Quer um exemplo? Kevin Spacey, um branco azedo e gay… passou as mãos nas coxas de um garoto há 20 anos. Ao ser descoberto – na esteira do MeToo – foi imediatamente cancelado, engavetado, exposto. Seu show de sucesso foi terminado. Carreira encerrada (há rumores que pode voltar). Como podemos justificar estas sanções sendo ele …. branco? Cara…. quando um negro esmurra outro negro e a gente debate racismo isso significa que qualquer fato (escolham e eu provo) pode nos levar a debater que a causa primeira foi o racismo, ou o machismo, a transfobia ou preconceito contra gays. Chama-se “visão em túnel”, ou perspectiva unívoca, que sempre oblitera a nossa razão.
Se Will Smith fosse branco não seria protegido como foi. Seria algemado “on stage”!! E chamar a reação absurda, violenta, irracional que o Will Smith teve de “desproporcional” é como chamar a guerra do Vietnã como “uma ação desproporcional do exército imperialista”. Não, foi um massacre brutal e racista.
Foi crime o que Will Smith fez, e foi covardia, brutalidade e machismo. Todavia, nada do que se viu durante o ataque e depois disso pode ser chamado de racismo. Pelo contrário; como eu afirmo, sua cor o protegeu. Eu insisto: a cor salvou Will Smith de uma prisão em flagrante. Pela mesma razão, quando uma mulher comete um furto em uma loja seu gênero a protege de receber o tratamento que é dispensado aos moleques do sexo masculino que são pegos furtando. Pipocos e cascudos…
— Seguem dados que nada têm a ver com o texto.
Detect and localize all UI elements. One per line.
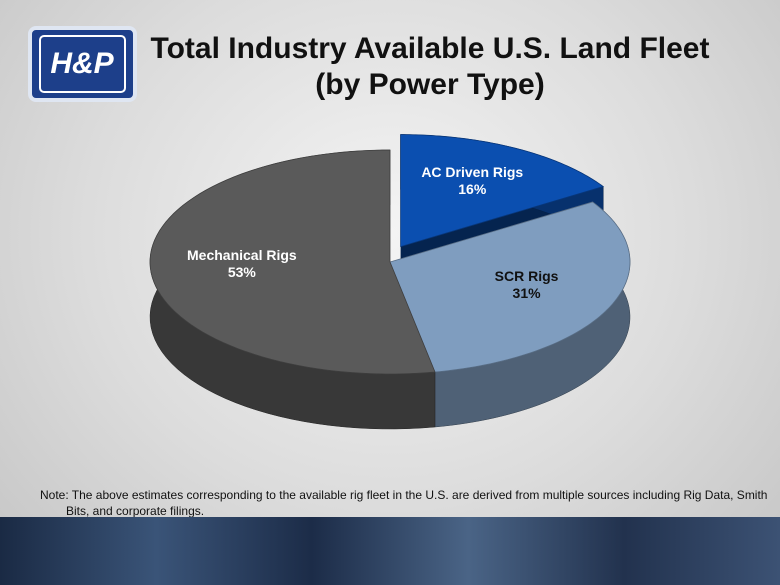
- chart-title: Total Industry Available U.S. Land Fleet: [150, 32, 710, 65]
- photo-strip: [0, 517, 780, 585]
- pie-slice: [400, 134, 605, 248]
- category-label: Mechanical Rigs: [187, 246, 297, 263]
- note: Note: The above estimates corresponding …: [40, 488, 768, 518]
- logo-text: H&P: [50, 47, 114, 80]
- category-label: SCR Rigs: [494, 267, 559, 284]
- value-label: 53%: [227, 263, 256, 280]
- logo: H&P: [28, 26, 137, 102]
- chart-subtitle: (by Power Type): [315, 68, 545, 101]
- pie-slice: [389, 201, 631, 373]
- slice-label: Mechanical Rigs 53%: [182, 247, 302, 281]
- value-label: 16%: [458, 180, 487, 197]
- slice-label: AC Driven Rigs 16%: [412, 164, 532, 198]
- category-label: AC Driven Rigs: [421, 163, 524, 180]
- slice-label: SCR Rigs 31%: [467, 268, 587, 302]
- pie-slice: [149, 149, 436, 375]
- value-label: 31%: [512, 284, 541, 301]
E veja… ninguém discute a existência perversa do racismo na sociedade americana e na brasileira – com suas variantes (nos estados Unidos os não brancos são 12% e aqui mais do que a metade do país). Entretanto, o racismo não pode ser uma redoma de proteção para qualquer ação criminosa na sociedade. O mesmo se pode dizer do machismo, porque a sociedade é muito mais complexa do que estas simplificações. A existência dessas chagas sociais não pode ser o escudo que protege as ações desses personagens.
Como eu sempre digo, existe um racismo que perpassa a cultura e determina nossas ações, e isso é fato. Por outro lado, existem as ações pessoais que devem ser analisadas nesta perspectiva.